Second, the M15X allocation of roughly 100 units is not finished. The 44.2 billion won for about 15 units is only the first tranche. If the bulk of the remaining allocation lands with Hanmi, the first quarter gets recharacterized as order-timing delay rather than permanent share loss. SK hynix’s simultaneous ASMPT order can also be read the other way: dual sourcing is standard practice for a customer this large, and holding half the installed base under a dual-supplier regime beats the worst-case scenario by a wide margin.
Third, the insider keeps buying. Chairman Kwak Dong-shin completed a 3 billion won purchase on April 27 — the stock rose 26.4% that day — and plans another 8 billion won purchase on June 16. Since 2023 he has bought roughly 64.5 billion won of stock, 717,638 shares, taking his personal stake to about 33.60% once complete. Insider buying admits multiple readings, but a controlling shareholder repeatedly committing real money at least signals that he does not accept the permanent-share-loss pricing.
Fourth, the Hanwha spin-off could change the litigation game. On June 15, Hanwha Aerospace’s extraordinary shareholder meeting votes on the split; the separation takes effect July 1, and the new holding company (Hanwha Machinery & Service Holdings) relists on July 24, with Hanwha Semitech moving under the new entity. Once independently accounted for, that equipment business may not have the parent-era patience for a long, expensive patent war. The probability of settlement rises — and any form of settlement gives Hanmi something at the negotiating table.
Fifth, the tide itself is an argument. SK hynix says HBM order demand exceeds three years of capacity planning, and both M15X and the Yongin cluster need tools. In a market whose total size is expanding this fast, share falling from 80% to 50% and absolute unit counts and revenue reaching new highs are not contradictory. Micron’s 50-unit contract and the reported follow-ons also dilute the single-customer risk.

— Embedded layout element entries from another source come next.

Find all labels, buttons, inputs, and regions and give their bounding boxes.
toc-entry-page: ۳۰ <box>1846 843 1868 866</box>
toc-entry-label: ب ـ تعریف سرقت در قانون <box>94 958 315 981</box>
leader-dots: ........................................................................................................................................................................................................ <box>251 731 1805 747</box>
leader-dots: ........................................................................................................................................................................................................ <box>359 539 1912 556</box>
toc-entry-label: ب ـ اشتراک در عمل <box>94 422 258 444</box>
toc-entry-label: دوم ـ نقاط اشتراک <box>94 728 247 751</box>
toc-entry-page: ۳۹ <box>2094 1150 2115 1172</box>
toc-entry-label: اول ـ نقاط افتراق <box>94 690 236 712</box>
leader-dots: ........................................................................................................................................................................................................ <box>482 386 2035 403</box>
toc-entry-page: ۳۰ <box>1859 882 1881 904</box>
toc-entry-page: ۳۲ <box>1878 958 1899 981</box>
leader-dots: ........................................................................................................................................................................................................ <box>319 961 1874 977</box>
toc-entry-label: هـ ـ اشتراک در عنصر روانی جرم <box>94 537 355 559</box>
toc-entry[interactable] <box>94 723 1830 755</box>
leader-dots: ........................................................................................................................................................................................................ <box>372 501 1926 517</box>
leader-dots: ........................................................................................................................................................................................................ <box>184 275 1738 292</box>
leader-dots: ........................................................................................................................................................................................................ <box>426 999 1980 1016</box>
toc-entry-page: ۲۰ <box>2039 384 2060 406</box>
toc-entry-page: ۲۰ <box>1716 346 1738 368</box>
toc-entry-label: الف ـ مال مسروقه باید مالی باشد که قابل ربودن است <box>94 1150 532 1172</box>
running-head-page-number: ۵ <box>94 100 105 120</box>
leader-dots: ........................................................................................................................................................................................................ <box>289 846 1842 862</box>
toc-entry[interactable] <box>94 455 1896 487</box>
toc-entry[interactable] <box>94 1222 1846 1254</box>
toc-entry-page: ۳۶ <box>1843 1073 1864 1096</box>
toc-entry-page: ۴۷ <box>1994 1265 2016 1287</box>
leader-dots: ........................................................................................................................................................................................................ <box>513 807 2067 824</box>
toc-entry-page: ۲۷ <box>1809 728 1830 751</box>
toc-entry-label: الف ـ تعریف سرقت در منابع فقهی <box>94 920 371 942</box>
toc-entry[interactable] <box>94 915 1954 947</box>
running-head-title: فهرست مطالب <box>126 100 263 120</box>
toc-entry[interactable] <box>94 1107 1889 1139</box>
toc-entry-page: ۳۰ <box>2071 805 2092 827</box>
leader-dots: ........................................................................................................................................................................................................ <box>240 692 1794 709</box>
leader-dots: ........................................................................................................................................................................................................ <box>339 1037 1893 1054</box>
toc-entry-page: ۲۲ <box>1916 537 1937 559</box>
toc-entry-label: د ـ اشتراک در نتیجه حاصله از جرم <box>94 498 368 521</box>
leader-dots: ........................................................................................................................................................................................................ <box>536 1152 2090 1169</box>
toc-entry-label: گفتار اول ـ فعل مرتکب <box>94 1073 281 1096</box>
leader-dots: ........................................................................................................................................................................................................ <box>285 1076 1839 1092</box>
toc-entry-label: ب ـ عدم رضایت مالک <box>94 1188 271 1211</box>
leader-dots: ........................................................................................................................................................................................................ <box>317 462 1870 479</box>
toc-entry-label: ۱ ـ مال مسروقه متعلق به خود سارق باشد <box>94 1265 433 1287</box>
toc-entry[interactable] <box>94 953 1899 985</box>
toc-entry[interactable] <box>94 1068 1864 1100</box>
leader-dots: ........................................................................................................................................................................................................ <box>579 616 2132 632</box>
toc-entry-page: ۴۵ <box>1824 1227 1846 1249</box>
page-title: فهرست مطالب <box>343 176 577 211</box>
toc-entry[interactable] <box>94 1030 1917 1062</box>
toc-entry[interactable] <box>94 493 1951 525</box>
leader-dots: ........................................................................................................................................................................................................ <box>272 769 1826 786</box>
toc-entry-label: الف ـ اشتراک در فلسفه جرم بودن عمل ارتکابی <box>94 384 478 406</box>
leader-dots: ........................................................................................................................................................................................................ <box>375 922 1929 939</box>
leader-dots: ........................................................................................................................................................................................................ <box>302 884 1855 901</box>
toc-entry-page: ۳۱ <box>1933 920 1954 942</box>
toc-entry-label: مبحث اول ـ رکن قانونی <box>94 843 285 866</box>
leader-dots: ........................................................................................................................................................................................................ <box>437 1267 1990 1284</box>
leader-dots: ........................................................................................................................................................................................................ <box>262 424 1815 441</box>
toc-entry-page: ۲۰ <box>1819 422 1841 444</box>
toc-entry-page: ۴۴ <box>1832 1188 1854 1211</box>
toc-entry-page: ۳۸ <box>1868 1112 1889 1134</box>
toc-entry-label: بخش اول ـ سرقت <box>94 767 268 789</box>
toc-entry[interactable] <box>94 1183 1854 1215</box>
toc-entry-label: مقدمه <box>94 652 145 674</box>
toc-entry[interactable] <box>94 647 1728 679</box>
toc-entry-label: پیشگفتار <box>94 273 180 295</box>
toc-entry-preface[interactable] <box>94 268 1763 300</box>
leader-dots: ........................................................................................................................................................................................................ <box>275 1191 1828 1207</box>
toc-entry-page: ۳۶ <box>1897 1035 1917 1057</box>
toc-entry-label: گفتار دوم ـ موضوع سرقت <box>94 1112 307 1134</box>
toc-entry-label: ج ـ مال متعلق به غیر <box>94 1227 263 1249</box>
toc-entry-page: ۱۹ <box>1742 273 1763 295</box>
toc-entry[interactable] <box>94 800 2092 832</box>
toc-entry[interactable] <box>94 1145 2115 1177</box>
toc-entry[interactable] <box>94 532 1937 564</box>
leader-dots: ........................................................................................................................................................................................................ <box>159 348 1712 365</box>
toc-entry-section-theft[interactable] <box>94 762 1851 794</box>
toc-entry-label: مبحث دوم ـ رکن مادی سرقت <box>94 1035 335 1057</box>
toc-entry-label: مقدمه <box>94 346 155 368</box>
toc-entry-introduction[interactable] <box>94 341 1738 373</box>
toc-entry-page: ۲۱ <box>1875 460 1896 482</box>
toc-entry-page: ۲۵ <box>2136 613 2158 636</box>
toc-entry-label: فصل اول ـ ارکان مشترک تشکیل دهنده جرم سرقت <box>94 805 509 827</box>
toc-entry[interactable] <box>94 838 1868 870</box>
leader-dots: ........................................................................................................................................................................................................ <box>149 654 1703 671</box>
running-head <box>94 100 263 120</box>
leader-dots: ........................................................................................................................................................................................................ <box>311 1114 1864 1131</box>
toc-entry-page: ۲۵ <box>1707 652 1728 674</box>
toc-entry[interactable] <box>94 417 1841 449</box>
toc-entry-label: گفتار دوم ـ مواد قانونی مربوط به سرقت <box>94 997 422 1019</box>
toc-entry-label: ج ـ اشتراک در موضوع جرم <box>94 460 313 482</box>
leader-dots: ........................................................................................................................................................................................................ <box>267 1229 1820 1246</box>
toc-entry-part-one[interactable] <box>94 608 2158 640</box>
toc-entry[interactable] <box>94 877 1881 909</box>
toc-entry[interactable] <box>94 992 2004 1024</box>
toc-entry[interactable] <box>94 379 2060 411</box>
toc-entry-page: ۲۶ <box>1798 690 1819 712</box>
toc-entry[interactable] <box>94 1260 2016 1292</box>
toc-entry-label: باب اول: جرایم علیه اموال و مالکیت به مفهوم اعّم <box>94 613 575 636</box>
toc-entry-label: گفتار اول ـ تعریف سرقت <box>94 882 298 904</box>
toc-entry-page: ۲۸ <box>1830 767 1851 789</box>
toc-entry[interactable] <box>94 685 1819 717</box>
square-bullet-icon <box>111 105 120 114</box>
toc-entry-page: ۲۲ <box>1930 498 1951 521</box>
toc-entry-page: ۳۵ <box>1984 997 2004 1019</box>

The problem with the comeback case is not a lack of evidence. It is that every plank awaits verification: whether Griffin 4.5 leads to 15 units or 150 depends on the M15X allocation disclosures; whether settlement is real depends on litigation behavior after the shareholder meeting; whether the tide can fill the share gap depends on the second-quarter results in August. The bulls and the bears are working off the same calendar — which is exactly why the next stretch of this stock carries information.
The single most important variable — the true allocation of the roughly 100 M15X units — has no public data, and every comeback-versus-tide argument in this piece hangs over that gap. First-quarter revenue by customer (SK hynix, Micron, Samsung) is not disclosed in DART segment data. The FNGuide 2026 consensus is a late-May snapshot; whether it has been revised in June is unconfirmed. The Hanwha shareholder meeting convenes two days after this piece’s cutoff (June 13), so the outcome is unknown. The SpaceX investment’s acquisition price and accounting treatment have not been verified against the full disclosure text. The claim of an 80%-plus share in the HBM3E generation comes from industry media estimates, with no official statistics or company disclosure behind it. Foreign ownership data covers only a window of roughly 20 trading days; the longer trend needs separate verification.
This piece therefore ends not with a single conclusion but with an observation list: the gap between results and narrative is on the table, and the next ninety days offer three chances to watch it converge — and to see in which direction.
This report is an independent KSINQ market observation for informational purposes only. It is not investment advice. Data snapshot: June 13, 2026; price and flow data as of the June 12, 2026 close.